“Though I am like a wineskin in the smoke, I do not forget Your decrees.” -Psalm 119:83
It was custom to place wine in leather bottles for preservation. If the bottle was hung around smoke it would char and shrivel up, becoming useless as a container for new wine. David uses this imagery to communicate how he feels in his affliction: like a thrown away broken vessel, no longer of any use once the smoke has wrinkled the wineskin. King David is wasted with age, sickness and sorrow. Yet still he clings to the Lord by declaring he will not forget God’s Word. This supernatural perseverance reminds me of Paul’s resolve in 2 Corinthians 4:8-12:
“We are hard pressed on every side, but not crushed; perplexed, but not in despair; persecuted, but not abandoned; struck down, but not destroyed.
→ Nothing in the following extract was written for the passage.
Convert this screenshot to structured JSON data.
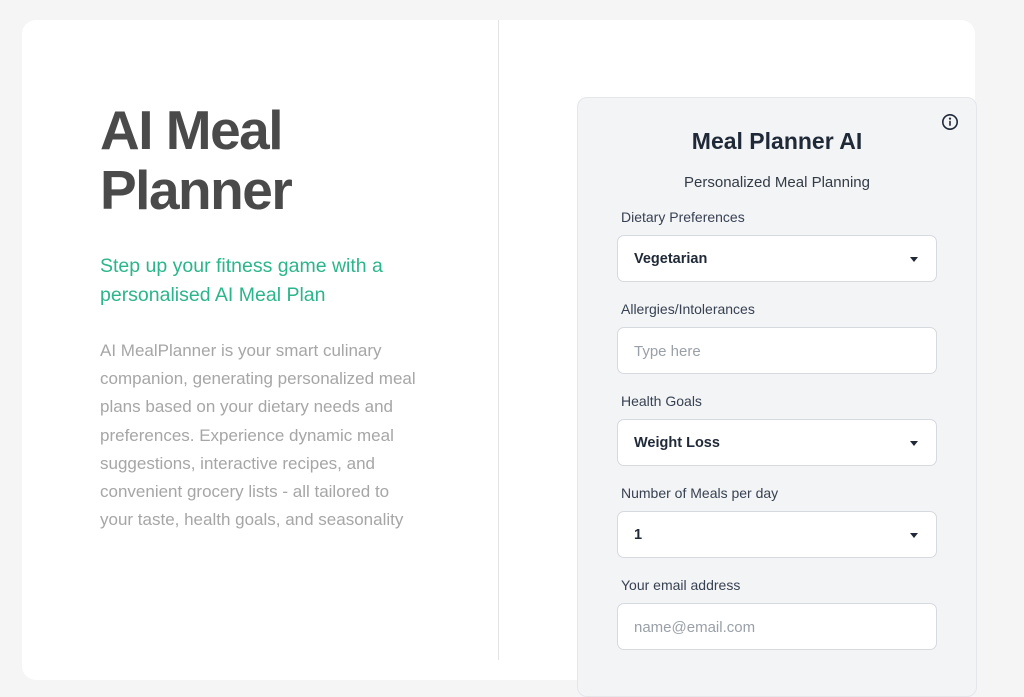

We always carry around in our body the death of Jesus, so that the life of Jesus may also be revealed in our body. For we who are alive are always being given over to death for Jesus’ sake, so that His life may be revealed in our mortal body. So then, death is at work in us, but life is at work in you.”
This is where the believer lands. We remember and hope in our Deliverer, trusting our trials will conform us to Christ. His life is at work in the believer and He will not finish until this transformation is complete (Philippians 1:6). We are to die daily to self so Jesus becomes more real and lovely to us. How we respond in our trials also serves as a witness before a spiritually dead world. Dead to our old nature, alive in Christ through the agony of affliction.